Lebih lanjut, ia menyoroti perubahan peradaban berdampak pada tatanan kehidupan manusia, termasuk krisis lingkungan. Menurutnya, manusia saat ini bukan hanya menjadi korban, tetapi juga pelaku dari kerusakan terjadi.
"Seperti Paus Fransiskus, manusia saat ini memiliki 'utang' terhadap generasi masa depan. Maka perbaikan harus dimulai dari keluarga sebagai entitas terkecil, kalau tidak dimulai dari keluarga, sulit untuk mencapai perubahan yang lebih besar,” katanya.

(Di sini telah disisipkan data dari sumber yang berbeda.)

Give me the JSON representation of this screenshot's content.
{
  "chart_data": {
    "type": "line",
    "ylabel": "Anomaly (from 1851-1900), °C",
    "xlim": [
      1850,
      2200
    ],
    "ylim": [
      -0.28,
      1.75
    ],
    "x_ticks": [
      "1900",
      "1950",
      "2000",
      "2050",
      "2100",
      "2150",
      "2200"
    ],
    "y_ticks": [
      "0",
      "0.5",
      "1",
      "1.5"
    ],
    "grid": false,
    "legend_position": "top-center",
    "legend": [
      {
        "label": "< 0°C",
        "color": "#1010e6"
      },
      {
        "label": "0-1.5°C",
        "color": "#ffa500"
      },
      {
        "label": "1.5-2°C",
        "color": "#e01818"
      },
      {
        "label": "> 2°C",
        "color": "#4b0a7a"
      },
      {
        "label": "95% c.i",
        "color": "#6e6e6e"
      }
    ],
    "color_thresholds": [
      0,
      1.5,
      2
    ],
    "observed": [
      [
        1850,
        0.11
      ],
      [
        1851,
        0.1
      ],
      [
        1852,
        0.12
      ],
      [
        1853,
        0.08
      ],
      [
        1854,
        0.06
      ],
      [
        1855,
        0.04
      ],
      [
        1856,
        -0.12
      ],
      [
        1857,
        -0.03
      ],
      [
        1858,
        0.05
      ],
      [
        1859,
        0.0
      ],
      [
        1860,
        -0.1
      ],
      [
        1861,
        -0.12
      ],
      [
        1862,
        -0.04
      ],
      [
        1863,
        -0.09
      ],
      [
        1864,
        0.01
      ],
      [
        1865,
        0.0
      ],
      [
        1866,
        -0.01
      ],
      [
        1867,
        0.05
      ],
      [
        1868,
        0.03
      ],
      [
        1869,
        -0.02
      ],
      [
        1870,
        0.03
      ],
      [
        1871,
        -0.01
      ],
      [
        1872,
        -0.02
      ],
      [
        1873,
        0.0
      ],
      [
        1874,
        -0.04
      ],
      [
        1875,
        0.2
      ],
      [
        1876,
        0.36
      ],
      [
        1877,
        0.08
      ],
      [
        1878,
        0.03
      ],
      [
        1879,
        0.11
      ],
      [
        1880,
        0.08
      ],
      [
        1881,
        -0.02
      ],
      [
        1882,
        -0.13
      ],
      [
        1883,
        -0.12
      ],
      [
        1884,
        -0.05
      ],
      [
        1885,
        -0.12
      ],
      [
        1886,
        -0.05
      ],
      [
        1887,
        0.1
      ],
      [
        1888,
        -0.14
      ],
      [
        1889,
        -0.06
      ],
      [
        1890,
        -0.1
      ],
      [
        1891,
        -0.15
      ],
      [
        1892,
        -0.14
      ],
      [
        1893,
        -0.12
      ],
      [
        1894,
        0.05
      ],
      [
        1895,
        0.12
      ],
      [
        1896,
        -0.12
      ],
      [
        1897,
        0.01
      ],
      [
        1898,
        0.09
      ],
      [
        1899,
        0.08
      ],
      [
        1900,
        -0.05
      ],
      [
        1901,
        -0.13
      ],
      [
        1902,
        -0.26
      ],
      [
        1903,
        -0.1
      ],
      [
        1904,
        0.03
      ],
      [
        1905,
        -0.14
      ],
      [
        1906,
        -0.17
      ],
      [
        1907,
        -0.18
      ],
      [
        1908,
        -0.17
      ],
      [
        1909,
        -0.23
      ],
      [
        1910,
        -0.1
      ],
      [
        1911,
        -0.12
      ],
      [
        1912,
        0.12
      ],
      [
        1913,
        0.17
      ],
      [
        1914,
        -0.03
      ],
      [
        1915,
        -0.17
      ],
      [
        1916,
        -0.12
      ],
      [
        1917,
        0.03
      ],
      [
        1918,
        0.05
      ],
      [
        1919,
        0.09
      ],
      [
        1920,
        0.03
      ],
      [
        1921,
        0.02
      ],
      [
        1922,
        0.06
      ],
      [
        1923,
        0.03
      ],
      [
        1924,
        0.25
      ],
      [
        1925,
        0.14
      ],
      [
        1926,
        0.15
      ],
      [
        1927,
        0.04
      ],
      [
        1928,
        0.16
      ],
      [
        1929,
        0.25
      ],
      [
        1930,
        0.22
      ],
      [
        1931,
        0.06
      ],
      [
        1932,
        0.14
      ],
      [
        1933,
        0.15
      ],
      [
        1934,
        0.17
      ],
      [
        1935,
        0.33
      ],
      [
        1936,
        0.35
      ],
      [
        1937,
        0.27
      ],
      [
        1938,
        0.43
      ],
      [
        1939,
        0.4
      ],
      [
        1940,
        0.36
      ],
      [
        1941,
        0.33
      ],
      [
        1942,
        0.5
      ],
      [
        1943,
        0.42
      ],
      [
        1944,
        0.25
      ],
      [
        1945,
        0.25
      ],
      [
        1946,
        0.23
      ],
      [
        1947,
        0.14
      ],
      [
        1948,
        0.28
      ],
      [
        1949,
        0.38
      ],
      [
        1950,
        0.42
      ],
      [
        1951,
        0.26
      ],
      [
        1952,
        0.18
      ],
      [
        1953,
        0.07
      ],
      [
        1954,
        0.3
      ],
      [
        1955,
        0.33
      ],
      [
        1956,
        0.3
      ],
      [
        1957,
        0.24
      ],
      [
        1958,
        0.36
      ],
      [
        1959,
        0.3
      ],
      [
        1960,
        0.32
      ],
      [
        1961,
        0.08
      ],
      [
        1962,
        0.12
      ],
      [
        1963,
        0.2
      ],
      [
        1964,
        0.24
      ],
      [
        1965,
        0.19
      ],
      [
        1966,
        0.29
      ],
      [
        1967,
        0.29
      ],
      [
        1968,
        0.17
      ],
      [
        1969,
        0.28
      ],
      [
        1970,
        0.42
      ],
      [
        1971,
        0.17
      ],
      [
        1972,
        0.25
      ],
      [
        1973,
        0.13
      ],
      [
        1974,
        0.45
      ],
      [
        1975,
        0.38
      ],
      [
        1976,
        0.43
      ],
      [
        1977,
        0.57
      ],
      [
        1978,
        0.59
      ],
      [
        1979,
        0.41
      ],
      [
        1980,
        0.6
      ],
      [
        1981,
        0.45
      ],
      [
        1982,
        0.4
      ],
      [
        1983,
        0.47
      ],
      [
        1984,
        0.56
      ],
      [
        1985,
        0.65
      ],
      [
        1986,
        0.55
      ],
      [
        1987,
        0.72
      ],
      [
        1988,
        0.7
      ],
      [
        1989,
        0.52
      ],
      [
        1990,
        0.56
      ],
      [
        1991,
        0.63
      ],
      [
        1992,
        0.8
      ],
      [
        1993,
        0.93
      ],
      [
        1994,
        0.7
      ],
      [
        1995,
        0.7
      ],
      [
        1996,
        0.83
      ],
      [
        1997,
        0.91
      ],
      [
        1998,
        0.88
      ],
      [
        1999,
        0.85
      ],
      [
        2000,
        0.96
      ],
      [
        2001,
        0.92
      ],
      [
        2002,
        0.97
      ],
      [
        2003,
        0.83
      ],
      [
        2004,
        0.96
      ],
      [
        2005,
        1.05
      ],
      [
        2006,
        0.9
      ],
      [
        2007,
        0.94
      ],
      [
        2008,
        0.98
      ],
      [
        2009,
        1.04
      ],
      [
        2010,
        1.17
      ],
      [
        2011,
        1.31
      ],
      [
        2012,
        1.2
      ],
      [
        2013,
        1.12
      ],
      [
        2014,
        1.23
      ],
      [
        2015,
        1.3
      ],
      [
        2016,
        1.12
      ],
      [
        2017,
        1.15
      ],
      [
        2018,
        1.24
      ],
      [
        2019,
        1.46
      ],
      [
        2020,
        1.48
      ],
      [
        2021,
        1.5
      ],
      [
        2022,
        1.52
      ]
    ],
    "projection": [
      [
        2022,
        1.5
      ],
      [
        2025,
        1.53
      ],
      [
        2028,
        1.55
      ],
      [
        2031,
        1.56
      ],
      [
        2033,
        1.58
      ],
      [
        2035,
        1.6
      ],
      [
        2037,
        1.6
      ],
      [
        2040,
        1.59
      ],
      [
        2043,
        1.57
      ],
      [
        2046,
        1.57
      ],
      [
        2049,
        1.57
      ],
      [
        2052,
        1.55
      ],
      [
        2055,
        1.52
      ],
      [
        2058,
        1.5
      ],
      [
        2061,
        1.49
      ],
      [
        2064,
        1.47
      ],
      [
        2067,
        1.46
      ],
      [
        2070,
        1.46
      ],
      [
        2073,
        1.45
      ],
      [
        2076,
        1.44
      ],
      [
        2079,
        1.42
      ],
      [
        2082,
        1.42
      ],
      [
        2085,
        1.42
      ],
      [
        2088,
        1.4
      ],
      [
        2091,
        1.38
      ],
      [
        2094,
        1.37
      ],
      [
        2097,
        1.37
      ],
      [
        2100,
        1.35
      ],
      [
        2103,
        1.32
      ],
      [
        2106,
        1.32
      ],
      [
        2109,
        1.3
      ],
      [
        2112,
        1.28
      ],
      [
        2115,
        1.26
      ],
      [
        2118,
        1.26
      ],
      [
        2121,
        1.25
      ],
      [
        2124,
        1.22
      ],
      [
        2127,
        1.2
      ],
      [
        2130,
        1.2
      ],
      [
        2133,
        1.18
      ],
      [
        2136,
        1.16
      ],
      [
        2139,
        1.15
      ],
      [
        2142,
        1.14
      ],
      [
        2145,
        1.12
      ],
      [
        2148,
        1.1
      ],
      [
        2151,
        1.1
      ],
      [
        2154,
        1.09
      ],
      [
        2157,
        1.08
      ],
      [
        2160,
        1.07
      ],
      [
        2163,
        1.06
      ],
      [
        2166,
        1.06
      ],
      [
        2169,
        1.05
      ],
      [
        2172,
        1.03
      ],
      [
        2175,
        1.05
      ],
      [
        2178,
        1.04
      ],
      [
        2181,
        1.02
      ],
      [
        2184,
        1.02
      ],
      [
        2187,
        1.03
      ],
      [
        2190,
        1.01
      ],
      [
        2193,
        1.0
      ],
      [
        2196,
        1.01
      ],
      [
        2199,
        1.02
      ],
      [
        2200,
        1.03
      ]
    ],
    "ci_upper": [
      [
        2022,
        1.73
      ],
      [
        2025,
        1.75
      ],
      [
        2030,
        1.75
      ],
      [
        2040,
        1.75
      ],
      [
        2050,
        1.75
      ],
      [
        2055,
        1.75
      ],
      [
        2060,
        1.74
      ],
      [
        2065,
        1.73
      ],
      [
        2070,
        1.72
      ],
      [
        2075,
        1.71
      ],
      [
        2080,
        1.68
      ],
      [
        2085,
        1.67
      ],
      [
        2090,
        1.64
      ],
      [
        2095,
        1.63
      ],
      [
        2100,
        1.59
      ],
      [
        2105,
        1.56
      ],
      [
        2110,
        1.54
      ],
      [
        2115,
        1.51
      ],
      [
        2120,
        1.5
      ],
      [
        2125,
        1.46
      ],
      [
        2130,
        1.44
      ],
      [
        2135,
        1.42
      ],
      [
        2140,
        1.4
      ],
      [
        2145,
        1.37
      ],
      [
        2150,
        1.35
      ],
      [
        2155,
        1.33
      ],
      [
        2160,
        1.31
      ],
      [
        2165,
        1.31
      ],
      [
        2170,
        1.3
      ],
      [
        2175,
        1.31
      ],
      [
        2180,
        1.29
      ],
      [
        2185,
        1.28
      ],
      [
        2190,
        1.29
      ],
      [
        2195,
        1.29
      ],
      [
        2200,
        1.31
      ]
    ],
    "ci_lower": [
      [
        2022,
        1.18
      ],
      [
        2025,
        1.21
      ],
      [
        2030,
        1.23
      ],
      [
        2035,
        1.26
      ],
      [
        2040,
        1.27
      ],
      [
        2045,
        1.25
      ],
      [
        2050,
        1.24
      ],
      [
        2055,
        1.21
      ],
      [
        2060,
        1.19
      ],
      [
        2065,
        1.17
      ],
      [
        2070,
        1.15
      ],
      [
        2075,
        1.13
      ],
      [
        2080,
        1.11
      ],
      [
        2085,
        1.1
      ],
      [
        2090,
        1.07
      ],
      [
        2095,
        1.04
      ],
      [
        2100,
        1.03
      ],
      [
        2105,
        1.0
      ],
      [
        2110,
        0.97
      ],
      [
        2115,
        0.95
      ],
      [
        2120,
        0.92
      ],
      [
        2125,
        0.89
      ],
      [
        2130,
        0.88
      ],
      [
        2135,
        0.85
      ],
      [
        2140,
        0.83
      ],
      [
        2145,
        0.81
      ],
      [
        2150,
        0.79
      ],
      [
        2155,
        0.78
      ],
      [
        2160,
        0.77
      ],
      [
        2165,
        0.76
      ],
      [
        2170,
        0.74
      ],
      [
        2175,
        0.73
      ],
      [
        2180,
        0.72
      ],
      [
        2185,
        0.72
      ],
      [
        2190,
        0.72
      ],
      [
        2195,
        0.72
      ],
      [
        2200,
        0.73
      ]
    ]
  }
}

3. Donasi bencana terkumpul Rp25 juta

Ketua Umum Pelaksana Natal Oikoumene Lampung 2025, Hartarto Lojaya turut menyampaikan, jumlah peserta perayaan Natal Oikoumene tahun ini mencapai lebih dari 2.150 orang, atau melebihi kuota telah ditetapkan panitia.
Selain itu, panitia juga berhasil mengumpulkan donasi dana sekitar Rp25 juta. Hasil penggalangan ini nantinya akan disalurkan kepada korban bencana alam di Sumatra.
"Penyaluran bantuan akan dilakukan melalui lembaga kemanusiaan yang selama ini bergerak di bidang penanggulangan bencana, sehingga donasi ini bisa membantu dan tepat sasaran," imbuh Hartarto.